Even if computers were abstraction only made of bit, even if software guy admits there is a fine number of those (it is probably possible to retrofit this in his mathematical abstractions/language), and even if his work is definitely helpful (i.e
evaluate complexities, build certitude for signal processing and cryptographic, and more) ... he will still miss something.
Computer are NOT made of bit, and nothing else matter.
A helpful example within the analogy: the paradigm of those "bits", is
UMA, this correspond to a non-local paradigm, were all kind of fantasies can be build. Namely primitive object like
pointer and integer. Even worse, those are often abstract away by even more "high level" semantics (array and number). The result: one can build a program that halts after 2 weeks.
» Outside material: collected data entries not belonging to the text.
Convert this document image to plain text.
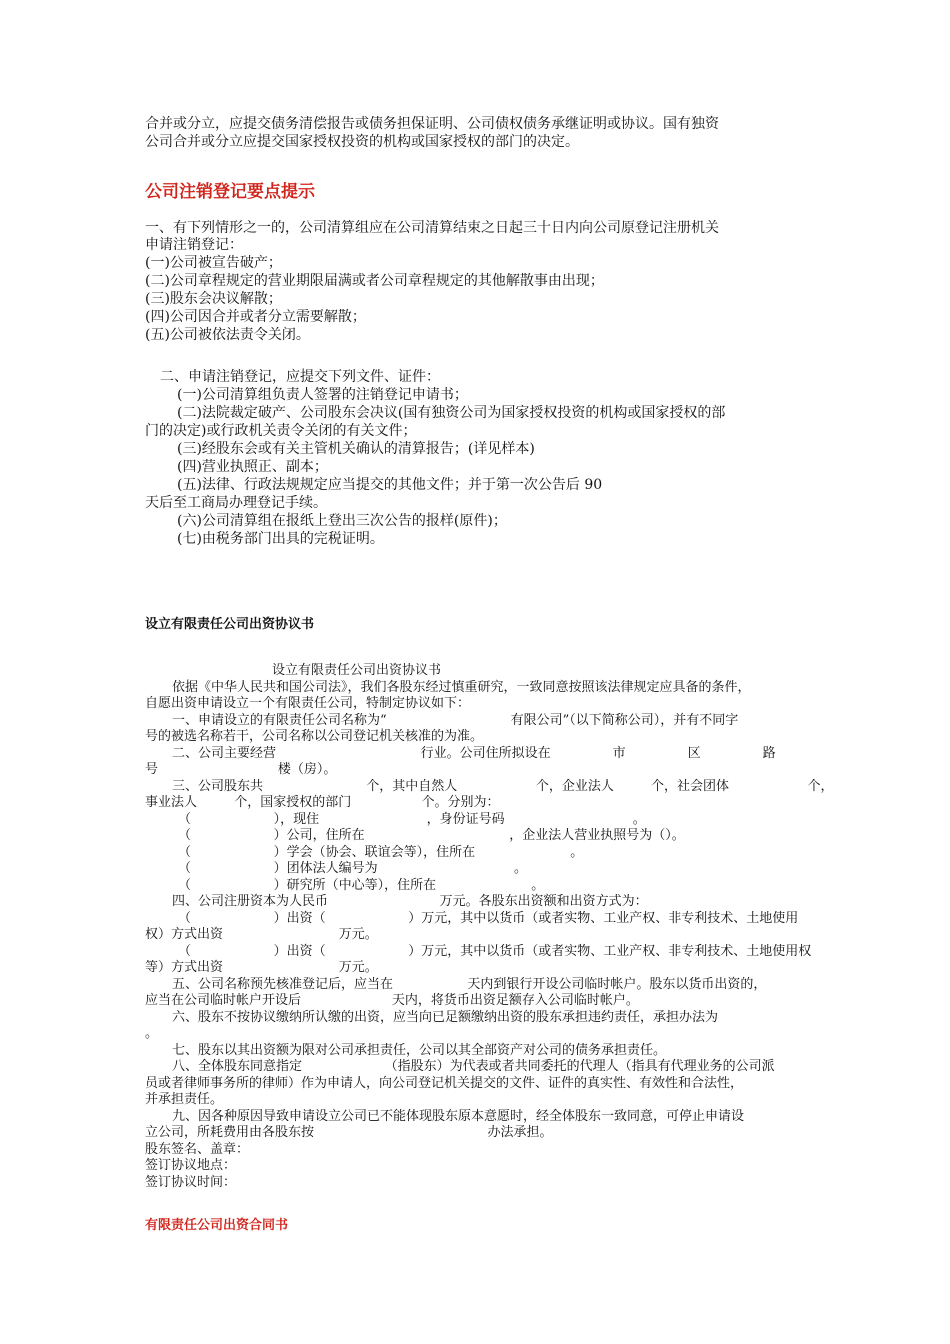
合并或分立，应提交债务清偿报告或债务担保证明、公司债权债务承继证明或协议。国有独资
公司合并或分立应提交国家授权投资的机构或国家授权的部门的决定。
公司注销登记要点提示
一、有下列情形之一的，公司清算组应在公司清算结束之日起三十日内向公司原登记注册机关
申请注销登记：
(一)公司被宣告破产；
(二)公司章程规定的营业期限届满或者公司章程规定的其他解散事由出现；
(三)股东会决议解散；
(四)公司因合并或者分立需要解散；
(五)公司被依法责令关闭。
二、申请注销登记，应提交下列文件、证件：
(一)公司清算组负责人签署的注销登记申请书；
(二)法院裁定破产、公司股东会决议(国有独资公司为国家授权投资的机构或国家授权的部
门的决定)或行政机关责令关闭的有关文件；
(三)经股东会或有关主管机关确认的清算报告；(详见样本)
(四)营业执照正、副本；
(五)法律、行政法规规定应当提交的其他文件；并于第一次公告后 90
天后至工商局办理登记手续。
(六)公司清算组在报纸上登出三次公告的报样(原件)；
(七)由税务部门出具的完税证明。
设立有限责任公司出资协议书
设立有限责任公司出资协议书
依据《中华人民共和国公司法》，我们各股东经过慎重研究，一致同意按照该法律规定应具备的条件，
自愿出资申请设立一个有限责任公司，特制定协议如下：
一、申请设立的有限责任公司名称为“                              有限公司”（以下简称公司），并有不同字
号的被选名称若干，公司名称以公司登记机关核准的为准。
二、公司主要经营                                   行业。公司住所拟设在               市               区               路
号                             楼（房）。
三、公司股东共                         个，其中自然人                   个，企业法人         个，社会团体                   个，
事业法人         个，国家授权的部门                 个。分别为：
（                    ），现住                          ，身份证号码                               。
（                    ）公司，住所在                                   ，企业法人营业执照号为（）。
（                    ）学会（协会、联谊会等），住所在                       。
（                    ）团体法人编号为                                 。
（                    ）研究所（中心等），住所在                       。
四、公司注册资本为人民币                           万元。各股东出资额和出资方式为：
（                    ）出资（                    ）万元，其中以货币（或者实物、工业产权、非专利技术、土地使用
权）方式出资                            万元。
（                    ）出资（                    ）万元，其中以货币（或者实物、工业产权、非专利技术、土地使用权
等）方式出资                            万元。
五、公司名称预先核准登记后，应当在                  天内到银行开设公司临时帐户。股东以货币出资的，
应当在公司临时帐户开设后                      天内，将货币出资足额存入公司临时帐户。
六、股东不按协议缴纳所认缴的出资，应当向已足额缴纳出资的股东承担违约责任，承担办法为
。
七、股东以其出资额为限对公司承担责任，公司以其全部资产对公司的债务承担责任。
八、全体股东同意指定                    （指股东）为代表或者共同委托的代理人（指具有代理业务的公司派
员或者律师事务所的律师）作为申请人，向公司登记机关提交的文件、证件的真实性、有效性和合法性，
并承担责任。
九、因各种原因导致申请设立公司已不能体现股东原本意愿时，经全体股东一致同意，可停止申请设
立公司，所耗费用由各股东按                                          办法承担。
股东签名、盖章：
签订协议地点：
签订协议时间：
有限责任公司出资合同书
And it will crash if the 'initial boundaries' don't fit within some ranges.
The hardware guy will produce another program, that halts in 42 seconds, and accept an order of magnitude bigger inputs, by carefully avoiding some singularities.
This is still an FAPP failure, so it is always easy for the software guy to claim equivalences of results. He probably have no-go theorem, involving cost of hardware vs cost of thinking more broadly.
Here is the trick. The hardware guy know that UMA is a fiction and information is not "just bit". He has a precise knowledge of the caches latencies and sizes, WAT per cycle, even silicon rarefaction and cost of electric bill if he is really a good one.
The result is that the deep understanding of those "
ontologies", made him develop a theoretical (logarithmic) framework/understanding, a specific domain that allows him to produce results that is
simply impossible to do otherwise.
Caches haven't been invented to solve a computing problem, but to solve a computer problem, related to physics, not bits. Now entire stacks of cache-software tools also exist, only to manage that "ontological issue"
The software guy has not incentive, nor even ways in principle, to discover those "useful" domain into the more or less infinite space of algorithm. He could even stumble on it by luck, and not even understand what it would be
useful for.
There is also caveat of being
too focused on ontology. In computer science the saying is "Premature optimization is the root of all evil". And this is true.
The other less vocalized truth is "Not caring about optimization is the other root of all evil". I've seen more projects fail because of the second than the first.